In a study by Conti [9] treating TMD by LILT once a week for three weeks, there was found to be a statistically significant differences of VAS between the baseline assessment (mean VAS = 5.6) and 5 minutes after the second (mean VAS = 2.4) and third treatments (mean VAS = 2.0) within the myogenous group of TMD. However, in that study there were no statistically significant differences of VAS between the control and experimental groups. It should be noted that in the study by Conti [9], the pain scores were recorded a short time after treatment while in this study the pain was assessed at least 24 hours after each treatment.
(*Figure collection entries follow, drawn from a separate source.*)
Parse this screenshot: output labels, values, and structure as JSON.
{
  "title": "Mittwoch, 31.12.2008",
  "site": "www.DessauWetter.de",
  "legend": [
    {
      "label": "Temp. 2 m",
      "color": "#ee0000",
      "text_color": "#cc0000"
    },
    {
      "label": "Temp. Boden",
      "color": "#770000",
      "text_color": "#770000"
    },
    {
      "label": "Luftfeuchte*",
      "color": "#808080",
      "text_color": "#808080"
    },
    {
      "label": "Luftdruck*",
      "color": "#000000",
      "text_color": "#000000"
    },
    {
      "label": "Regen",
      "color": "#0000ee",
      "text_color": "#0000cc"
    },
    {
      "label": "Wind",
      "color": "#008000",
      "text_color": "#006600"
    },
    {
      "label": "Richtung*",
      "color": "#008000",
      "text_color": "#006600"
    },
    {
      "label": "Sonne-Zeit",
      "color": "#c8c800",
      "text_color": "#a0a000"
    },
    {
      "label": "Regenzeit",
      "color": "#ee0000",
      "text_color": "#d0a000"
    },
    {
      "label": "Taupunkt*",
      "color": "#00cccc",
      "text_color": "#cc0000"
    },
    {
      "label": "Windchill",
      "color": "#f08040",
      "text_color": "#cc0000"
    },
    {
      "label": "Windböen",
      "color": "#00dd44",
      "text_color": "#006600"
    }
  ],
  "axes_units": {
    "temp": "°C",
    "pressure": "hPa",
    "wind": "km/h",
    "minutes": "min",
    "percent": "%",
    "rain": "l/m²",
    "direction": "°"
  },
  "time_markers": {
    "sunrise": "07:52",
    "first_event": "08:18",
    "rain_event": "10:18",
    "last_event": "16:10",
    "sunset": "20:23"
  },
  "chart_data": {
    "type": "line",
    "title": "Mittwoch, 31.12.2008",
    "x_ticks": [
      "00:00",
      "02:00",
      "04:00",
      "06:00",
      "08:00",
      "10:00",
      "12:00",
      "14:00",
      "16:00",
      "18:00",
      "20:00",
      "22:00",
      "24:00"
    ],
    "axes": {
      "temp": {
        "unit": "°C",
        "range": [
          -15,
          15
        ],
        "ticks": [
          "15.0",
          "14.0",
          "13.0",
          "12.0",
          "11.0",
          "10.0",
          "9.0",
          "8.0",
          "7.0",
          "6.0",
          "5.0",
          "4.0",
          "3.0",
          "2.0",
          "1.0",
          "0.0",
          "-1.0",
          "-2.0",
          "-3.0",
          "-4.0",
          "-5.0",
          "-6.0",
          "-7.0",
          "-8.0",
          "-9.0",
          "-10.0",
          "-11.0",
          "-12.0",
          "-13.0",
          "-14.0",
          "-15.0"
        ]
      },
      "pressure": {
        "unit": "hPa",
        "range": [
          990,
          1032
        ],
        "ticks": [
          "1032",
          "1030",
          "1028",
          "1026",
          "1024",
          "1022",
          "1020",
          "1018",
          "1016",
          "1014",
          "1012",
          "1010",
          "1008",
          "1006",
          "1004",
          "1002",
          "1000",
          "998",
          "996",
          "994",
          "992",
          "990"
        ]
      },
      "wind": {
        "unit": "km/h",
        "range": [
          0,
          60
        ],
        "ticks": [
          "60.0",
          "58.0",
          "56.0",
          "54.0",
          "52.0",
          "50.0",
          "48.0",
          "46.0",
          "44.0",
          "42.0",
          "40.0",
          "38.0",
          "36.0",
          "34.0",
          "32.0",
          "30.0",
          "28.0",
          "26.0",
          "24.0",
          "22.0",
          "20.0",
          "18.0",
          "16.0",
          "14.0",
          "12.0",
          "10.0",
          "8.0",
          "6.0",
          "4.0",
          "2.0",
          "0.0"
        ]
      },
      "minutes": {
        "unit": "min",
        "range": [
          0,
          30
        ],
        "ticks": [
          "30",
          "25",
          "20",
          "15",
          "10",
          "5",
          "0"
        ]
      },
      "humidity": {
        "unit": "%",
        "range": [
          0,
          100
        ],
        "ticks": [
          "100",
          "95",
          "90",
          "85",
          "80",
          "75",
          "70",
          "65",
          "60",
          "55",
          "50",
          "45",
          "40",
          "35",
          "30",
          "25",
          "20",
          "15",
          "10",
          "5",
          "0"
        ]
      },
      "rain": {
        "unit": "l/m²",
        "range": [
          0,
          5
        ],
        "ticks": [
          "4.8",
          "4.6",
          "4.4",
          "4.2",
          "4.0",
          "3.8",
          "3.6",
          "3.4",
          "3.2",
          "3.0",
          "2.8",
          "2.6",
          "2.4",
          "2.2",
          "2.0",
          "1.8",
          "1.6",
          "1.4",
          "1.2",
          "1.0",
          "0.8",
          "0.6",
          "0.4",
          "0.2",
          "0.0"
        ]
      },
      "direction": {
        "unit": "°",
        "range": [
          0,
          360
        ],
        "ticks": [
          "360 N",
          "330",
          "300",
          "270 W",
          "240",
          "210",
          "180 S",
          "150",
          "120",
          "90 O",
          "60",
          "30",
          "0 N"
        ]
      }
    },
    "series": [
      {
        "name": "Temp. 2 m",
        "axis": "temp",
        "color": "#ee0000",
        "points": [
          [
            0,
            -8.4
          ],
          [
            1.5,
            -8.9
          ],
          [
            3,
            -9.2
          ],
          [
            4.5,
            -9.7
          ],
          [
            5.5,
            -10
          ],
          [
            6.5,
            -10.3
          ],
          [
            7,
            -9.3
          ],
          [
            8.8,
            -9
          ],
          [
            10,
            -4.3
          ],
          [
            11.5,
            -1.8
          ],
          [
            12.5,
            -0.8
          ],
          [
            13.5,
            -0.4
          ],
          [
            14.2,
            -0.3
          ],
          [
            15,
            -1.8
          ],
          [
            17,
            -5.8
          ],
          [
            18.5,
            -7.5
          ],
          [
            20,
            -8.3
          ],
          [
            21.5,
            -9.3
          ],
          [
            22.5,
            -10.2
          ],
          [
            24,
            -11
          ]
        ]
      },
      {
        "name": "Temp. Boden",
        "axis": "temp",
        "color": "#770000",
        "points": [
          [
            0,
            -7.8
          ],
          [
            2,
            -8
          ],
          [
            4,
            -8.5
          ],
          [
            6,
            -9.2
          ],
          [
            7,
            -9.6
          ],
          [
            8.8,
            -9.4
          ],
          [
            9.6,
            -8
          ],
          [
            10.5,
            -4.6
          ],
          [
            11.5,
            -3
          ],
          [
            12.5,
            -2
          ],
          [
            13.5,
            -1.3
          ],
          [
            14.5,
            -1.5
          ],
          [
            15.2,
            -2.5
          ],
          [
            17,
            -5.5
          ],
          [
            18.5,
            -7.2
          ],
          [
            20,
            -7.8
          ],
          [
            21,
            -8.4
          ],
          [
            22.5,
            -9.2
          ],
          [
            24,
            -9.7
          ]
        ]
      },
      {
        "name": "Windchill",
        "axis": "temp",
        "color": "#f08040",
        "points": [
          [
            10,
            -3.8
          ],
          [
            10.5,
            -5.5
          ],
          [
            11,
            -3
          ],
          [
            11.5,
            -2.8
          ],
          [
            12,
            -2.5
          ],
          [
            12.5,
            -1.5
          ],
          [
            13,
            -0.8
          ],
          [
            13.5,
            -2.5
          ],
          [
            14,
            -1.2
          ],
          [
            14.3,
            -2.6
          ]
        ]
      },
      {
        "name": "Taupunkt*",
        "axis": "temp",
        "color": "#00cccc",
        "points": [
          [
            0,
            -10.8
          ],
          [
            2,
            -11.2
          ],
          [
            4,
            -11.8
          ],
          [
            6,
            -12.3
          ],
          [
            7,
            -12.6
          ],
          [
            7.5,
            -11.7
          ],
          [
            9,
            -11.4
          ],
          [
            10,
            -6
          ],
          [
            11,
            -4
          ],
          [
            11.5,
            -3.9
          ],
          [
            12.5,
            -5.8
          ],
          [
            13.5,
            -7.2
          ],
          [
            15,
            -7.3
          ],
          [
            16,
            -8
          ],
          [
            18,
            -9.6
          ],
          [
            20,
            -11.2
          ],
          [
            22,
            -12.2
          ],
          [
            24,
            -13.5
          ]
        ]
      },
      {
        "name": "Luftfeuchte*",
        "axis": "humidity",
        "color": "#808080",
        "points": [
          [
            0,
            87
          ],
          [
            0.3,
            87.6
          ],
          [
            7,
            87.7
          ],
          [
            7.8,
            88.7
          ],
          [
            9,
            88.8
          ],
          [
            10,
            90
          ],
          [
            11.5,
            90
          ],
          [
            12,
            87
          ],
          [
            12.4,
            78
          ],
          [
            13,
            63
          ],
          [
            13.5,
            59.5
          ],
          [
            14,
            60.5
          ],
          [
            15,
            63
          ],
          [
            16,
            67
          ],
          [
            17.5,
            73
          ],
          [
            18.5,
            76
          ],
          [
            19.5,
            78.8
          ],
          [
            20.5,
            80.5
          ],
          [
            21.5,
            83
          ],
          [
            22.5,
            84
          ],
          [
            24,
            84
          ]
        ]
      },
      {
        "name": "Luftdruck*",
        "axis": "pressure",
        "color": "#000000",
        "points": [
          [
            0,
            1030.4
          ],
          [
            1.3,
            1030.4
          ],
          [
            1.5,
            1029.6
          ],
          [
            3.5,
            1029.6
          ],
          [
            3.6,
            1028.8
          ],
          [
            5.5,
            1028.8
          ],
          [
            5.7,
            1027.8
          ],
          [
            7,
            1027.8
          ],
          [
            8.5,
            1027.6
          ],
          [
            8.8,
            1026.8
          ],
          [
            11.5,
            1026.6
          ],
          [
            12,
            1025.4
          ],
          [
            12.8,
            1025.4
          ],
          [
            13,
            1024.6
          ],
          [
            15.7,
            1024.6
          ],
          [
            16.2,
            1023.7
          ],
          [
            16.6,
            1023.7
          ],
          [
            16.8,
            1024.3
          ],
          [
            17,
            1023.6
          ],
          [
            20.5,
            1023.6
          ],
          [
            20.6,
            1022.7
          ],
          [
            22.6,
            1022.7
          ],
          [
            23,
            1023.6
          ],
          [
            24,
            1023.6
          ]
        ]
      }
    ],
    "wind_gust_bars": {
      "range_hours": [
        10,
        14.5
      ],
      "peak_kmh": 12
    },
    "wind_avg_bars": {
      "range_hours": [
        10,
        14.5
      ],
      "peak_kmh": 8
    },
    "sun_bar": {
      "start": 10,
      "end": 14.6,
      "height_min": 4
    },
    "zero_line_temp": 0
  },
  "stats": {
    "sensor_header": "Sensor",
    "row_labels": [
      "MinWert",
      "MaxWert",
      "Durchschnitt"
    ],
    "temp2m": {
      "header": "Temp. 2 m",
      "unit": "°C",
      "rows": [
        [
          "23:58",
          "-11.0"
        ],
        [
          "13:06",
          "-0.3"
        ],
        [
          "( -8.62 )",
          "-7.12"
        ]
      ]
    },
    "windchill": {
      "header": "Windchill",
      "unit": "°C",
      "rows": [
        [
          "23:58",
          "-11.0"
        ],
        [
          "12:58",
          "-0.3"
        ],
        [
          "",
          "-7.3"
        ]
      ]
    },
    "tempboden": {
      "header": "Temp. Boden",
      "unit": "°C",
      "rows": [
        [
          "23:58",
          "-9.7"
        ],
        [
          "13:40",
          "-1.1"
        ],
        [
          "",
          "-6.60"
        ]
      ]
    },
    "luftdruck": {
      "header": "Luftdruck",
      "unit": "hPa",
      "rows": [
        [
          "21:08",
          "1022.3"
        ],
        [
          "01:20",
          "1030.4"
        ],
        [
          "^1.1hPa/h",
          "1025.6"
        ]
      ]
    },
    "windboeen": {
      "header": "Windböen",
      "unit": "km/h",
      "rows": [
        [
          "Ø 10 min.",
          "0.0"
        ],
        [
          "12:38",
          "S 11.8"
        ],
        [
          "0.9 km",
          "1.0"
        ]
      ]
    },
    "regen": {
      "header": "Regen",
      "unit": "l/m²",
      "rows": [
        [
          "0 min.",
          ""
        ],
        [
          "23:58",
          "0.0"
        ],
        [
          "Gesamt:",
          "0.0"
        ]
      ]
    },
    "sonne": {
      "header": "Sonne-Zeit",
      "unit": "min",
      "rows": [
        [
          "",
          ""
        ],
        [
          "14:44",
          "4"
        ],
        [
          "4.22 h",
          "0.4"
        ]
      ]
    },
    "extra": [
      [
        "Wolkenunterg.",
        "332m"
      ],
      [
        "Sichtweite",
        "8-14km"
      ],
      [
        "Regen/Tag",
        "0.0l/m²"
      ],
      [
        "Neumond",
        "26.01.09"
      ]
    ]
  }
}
It could be argued that the period of pain assessment in the present trial should have been extended. However, this would have had to outweigh ethical reasons in the placebo group. In this study, it was decided to treat the patients who had placebo in the first week with MLILT in the second week so that every group ultimately had active treatment for humanitarian reasons. Therefore, the control placebo group was ended after that stage.

The effect on SSI was demonstrated at a period of 2-4 weeks after the final treatment with a mean 52% reduction. It can be hypothesised that the pain score which is a subjective assessment was reduced sometime later than the beneficial objective assessments namely improvement in PPT and cEMG and overall recovery from myofascial pain and arthralgia.

LILT is considered to have a definite role in the management of painful TMD. For the practical view point, LILT can be considered as one of the conservative treatments for TMD pain. In order to obtain the most satisfactory clinical outcome, this therapy may need to be combined for about two thirds of patients with other forms of management for TMD such as splint therapy for the patients who also have parafunctional habits and arthrocentesis for those with internal derangement of the meniscus with limitation of mouth opening. Regarding the dosage, the MLILT regimen has more effective for TMD pain relief than the CLILT regimen.

Conclusion

According to this randomized placebo control trial, 820 nm Gallium Aluminium Arsenide (GaAlAs) laser at energy densities of 107 J/cm2 had a significant improvement of pressure pain threshold and voluntary clenching EMG in the myofascial pain and TMJ arthralgia patients over the group of sham laser.